Each time a brand new AI mannequin is launched, it’s usually touted as acing its efficiency towards a sequence of benchmarks. OpenAI’s GPT-4o, for instance, was launched in Could with a compilation of outcomes that confirmed its efficiency topping each different AI firm’s newest mannequin in a number of exams.
The issue is that these benchmarks are poorly designed, the outcomes onerous to duplicate, and the metrics they use are incessantly arbitrary, in accordance with new analysis.
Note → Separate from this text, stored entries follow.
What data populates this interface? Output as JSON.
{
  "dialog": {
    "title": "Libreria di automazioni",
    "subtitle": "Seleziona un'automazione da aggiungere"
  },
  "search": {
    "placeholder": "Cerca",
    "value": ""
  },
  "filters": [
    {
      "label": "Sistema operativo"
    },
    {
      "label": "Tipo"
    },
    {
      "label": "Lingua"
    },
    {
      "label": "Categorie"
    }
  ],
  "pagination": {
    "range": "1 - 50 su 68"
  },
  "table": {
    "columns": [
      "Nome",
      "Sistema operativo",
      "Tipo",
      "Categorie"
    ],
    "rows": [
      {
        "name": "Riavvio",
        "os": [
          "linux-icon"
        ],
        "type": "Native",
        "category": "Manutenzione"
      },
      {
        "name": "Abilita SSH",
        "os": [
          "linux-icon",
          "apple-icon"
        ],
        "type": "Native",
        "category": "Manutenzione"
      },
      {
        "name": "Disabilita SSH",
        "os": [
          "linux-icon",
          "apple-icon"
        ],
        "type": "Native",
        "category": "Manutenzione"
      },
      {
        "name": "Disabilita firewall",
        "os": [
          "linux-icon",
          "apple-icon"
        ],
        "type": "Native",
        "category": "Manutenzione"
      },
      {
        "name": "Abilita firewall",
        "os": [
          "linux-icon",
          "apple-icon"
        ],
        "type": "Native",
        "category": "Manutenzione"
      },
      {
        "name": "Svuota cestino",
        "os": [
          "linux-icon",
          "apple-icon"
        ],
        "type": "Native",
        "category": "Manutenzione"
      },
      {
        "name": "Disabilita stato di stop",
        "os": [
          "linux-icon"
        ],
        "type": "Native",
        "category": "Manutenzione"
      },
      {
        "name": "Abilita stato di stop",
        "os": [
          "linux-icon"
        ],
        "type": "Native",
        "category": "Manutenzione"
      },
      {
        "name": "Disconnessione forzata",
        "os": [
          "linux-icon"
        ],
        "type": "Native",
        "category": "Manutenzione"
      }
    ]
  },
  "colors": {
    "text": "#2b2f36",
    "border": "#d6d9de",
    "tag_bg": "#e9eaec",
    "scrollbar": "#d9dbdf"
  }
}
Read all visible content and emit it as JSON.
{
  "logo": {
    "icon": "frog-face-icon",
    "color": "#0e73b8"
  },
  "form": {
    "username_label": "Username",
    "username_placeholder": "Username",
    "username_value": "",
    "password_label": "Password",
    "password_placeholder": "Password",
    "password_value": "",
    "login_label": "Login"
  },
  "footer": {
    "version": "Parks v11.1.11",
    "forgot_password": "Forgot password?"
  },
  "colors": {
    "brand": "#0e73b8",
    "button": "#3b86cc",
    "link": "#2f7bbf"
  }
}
That issues as a result of AI fashions’ scores towards these benchmarks decide the extent of scrutiny they obtain.
AI corporations incessantly cite benchmarks as testomony to a brand new mannequin’s success, and people benchmarks already kind a part of some governments’ plans for regulating AI. However proper now, they won’t be ok to make use of that manner—and researchers have some concepts for a way they need to be improved.
—Scott J Mulligan
We have to begin wrestling with the ethics of AI brokers
Generative AI fashions have turn out to be remarkably good at conversing with us, and creating pictures, movies, and music for us, however they’re not all that good at doing issues for us.
AI brokers promise to vary that. Final week researchers printed a brand new paper explaining how they educated simulation brokers to duplicate 1,000 individuals’s personalities with gorgeous accuracy.
AI fashions that mimic you might exit and act in your behalf within the close to future. If such instruments turn out to be low-cost and simple to construct, it is going to increase a lot of new moral issues, however two particularly stand out. Learn the total story.